I know I will be fine. I have no choice but be fine. I just think the feeling of shock is starting to wear off a little. Actually the feeling of shock was probably a good thing because it has protected me for the past 5 weeks. I know the 3 days of rain and cold weather have probably not helped.

Hoping for sunny weather.
Hoping for a warm day.
Hoping for a fast court date.
Hoping that she will remember me.

***By the way I told Gerard I need a crib too. What a good man he said anything you need we will get! Thanks for all the input***

7 comments:

Carey and Norman said...

I can completely understand how you feel. I was in a haze the first few weeks home. After two months waiting, I was ready to return. I too thought I didn't take enough photos or video and I saw our daughter 4 days. It is funny how your experience there and your look back on it can be so different. Just know that as God works in your heart, he works in hers. He will help with the transition and make it all perfect!!

Melissa said...

We certainly understand what you are going through. The first month I was in a complete haze as well. I knew our wait would be long but I was always hoping something would change. I'm glad that you can watch your video. I watched ours once, it is only about 10 minutes long or so. THe one time I did watch it I ended up in tears and quite emotional for a couple days. Know that you WILL see her again, she WILL remember you, you WILL have her home. I'm wishing you a quick referral and anything we can so to help, just let us know.
Melissa

Amy said...

I had more of a dreamy feeling, and still do with them being home. At times I feel like going to Russia was a perfect dream... and boy in reality it surely wasn't. But like labor pains I forgot the meltdowns I had, the non stop running nose that went away the moment I got my twins.
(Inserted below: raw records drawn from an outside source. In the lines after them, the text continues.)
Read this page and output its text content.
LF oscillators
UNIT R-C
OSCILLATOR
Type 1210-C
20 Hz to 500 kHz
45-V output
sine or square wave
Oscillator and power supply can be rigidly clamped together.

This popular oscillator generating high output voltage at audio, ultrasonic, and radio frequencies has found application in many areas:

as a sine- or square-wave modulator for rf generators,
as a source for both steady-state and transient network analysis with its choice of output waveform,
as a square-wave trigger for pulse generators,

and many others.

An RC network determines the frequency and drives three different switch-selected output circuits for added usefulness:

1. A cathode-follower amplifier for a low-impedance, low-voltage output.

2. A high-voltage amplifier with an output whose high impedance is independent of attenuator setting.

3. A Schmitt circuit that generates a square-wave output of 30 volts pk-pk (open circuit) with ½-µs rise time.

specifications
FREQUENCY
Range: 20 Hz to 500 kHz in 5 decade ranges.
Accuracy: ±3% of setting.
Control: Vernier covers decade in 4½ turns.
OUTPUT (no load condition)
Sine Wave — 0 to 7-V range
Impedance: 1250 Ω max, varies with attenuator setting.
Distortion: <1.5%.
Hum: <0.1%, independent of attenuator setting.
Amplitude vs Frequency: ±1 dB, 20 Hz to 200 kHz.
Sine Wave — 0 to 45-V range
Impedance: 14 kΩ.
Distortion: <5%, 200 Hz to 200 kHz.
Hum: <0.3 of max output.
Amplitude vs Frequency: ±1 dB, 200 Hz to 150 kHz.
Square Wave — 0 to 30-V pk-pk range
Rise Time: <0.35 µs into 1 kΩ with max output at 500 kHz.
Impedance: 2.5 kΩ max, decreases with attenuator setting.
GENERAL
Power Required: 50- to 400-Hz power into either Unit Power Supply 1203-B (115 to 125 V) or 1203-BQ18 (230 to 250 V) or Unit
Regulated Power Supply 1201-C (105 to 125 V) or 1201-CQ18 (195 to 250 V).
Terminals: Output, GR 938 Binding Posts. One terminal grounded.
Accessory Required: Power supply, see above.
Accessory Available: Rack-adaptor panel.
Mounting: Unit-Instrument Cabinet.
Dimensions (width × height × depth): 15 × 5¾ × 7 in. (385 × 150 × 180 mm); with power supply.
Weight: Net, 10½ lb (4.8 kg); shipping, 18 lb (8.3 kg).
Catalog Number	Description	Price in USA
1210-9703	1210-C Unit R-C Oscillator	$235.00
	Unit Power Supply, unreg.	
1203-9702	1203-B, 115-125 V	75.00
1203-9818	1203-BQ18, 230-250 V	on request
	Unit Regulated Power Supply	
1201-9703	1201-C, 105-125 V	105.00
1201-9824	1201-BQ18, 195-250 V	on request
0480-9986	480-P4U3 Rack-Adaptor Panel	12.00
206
I had pictures of them all over the house. Everytime I went to the fidge, on my computer, went to bed I saw them smiling at me.

You are getting that much closer to being with her forever.

Lakeshore Cottage Living said...

You are almost there Joy....

By the way, at the American Embassy, there were probably 4 couples checking out with their children with Adopt. Assoc. I thought I would let you know...nice couples and adorable children.

Your paperwork is done and once it gets over there, I bet you will get a court date soon!

Kami said...

Aww, Joy, I am so sorry you are having such a hard time! I know waiting for your court date is sooo tough, but it will happen before you know it! :) I, too, replayed our visits with our son in my head over and over again in between trips. I also remember when they came and took him back to his group, he looked at me with this pitiful look on his face. Now, when he makes that face, I just melt! :) I was soo worried in between trips also that he wouldn't remember me, but he did! Your little Banana will remember you too! :) Hang in there, and I am praying for a quick court date! :) Hugs!

Anonymous said...

hang in there! i know the waiting is horrible. i promise you when you have her in your arms again you will forget all about it. she will be so worth it!

www.adventureswithaidan.org said...

Oh sweetie! You are not alone. . .I think the only thing that saved me was that it was Christmas time--busy, busy, busy!!; we had to still do Aidan's room; and my sister gave us a shower at the beginning of January. I do remember that once all of that was over (I think that was about 6 weeks) we still had almost two months to wait. . .but, it did happen. And it will happen for you, too. Just wait and know it will. We're here waiting with you! You're never alone in this process, my dear!